By Anderson M. Bean
Roman & Littlefield/Lexington Books (March, 2022)
Since 2006, Venezuela has witnessed an explosion of different forms of popular power and participatory democracy. Over 47,000 grassroots neighborhood-based communal councils and 3,000 communes have been constructed. In Communes and the Venezuelan State: The Struggle for Participatory Democracy in a Time of Crisis, Anderson Bean offers a critical analysis of these experiments in popular and workers' power and their potential for societal transformation within and beyond Venezuela. Drawing on extensive ethnographic research, Bean demonstrates how workers and peasants, through networks of popular power, exercise agency over their own development while facing challenges from the capitalist state. Most importantly, this book connects with the far-reaching implications that the communal movement in Venezuela has for building a society responsive more to the needs of ordinary people than to the desires of the elites.
By Abdallah Hendawy
Roman & Littlefield/Lexington Books (October, 2021)

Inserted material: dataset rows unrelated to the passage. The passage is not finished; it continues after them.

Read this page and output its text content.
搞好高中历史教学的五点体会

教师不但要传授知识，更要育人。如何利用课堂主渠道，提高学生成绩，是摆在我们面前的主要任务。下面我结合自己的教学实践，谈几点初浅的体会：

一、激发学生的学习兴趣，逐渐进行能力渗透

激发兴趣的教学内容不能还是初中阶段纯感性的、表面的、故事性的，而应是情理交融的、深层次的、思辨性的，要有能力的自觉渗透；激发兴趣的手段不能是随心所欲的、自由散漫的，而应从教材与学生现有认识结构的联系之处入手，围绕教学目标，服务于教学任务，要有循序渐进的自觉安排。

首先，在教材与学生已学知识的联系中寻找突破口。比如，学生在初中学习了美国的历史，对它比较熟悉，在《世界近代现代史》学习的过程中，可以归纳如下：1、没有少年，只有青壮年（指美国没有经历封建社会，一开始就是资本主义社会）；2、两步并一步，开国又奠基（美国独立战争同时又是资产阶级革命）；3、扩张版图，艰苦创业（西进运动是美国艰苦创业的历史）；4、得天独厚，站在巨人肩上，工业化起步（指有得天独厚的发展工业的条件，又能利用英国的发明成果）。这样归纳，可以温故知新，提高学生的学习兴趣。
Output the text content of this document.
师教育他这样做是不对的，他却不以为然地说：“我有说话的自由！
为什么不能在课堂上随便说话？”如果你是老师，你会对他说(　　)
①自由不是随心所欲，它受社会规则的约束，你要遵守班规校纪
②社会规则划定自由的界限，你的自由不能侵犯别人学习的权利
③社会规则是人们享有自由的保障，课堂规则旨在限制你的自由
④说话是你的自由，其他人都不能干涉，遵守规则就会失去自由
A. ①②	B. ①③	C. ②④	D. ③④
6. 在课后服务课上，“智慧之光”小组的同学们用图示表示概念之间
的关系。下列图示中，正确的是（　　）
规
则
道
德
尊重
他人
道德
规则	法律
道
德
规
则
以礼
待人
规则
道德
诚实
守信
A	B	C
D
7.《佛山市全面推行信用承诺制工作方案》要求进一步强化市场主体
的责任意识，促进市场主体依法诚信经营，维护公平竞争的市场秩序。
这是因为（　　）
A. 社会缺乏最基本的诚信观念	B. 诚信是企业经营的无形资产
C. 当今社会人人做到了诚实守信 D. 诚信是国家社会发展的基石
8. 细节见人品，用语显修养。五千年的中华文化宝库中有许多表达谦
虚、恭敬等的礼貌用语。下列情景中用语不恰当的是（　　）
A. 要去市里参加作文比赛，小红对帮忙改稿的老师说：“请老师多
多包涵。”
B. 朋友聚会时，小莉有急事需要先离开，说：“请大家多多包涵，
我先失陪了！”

Bleeding Hearts: From Passionate Activism to Violent Insurgency in Egypt examines the wave of violence that broke out in Egypt in the aftermath of the 2013 military takeover against the country’s first democratically elected president. Abdallah Hendawy sheds light on stories of several political activists who abandoned their commitment to nonviolence and took up arms against the state. Through multiple interviews, ethnographic observations, field work, and qualitative data analysis, Hendawy challenges the dominant theoretical paradigms on radicalization that often attribute this complex phenomenon to ideological or religious beliefs. Hendawy thoroughly examines the tumultuous events that followed the 2013 military takeover and the journey of several radicalized individuals. He demonstrates how and why select Egyptian activists turned to violent tactics in the course of their political engagement.
The book ultimately concludes that repressive political environments, particularly the systematic authoritarian practices by state security agencies against political activists, are largely responsible for radicalization. Abusive state practices traumatized the activists and created a litany of unsettled grievances without recourse, giving rise to a formidable desire for revenge against those who violated them – both individuals and the institutions they represent. (Roman & Littlefield/Lexington Books, 2021)
By Avideh K. Mayville
Anthem Sociological Perspectives on Human Rights and Development (November, 2019)
"The Transformation of Capacity in International Development” exposes the transformation of capacity building as a concept of practice within development through an examination of USAID’s work in Afghanistan and Pakistan from 1977 to 2017. It has implications for the future of rights-based approaches to development, the international management of global security threats and sustainability of donor investments.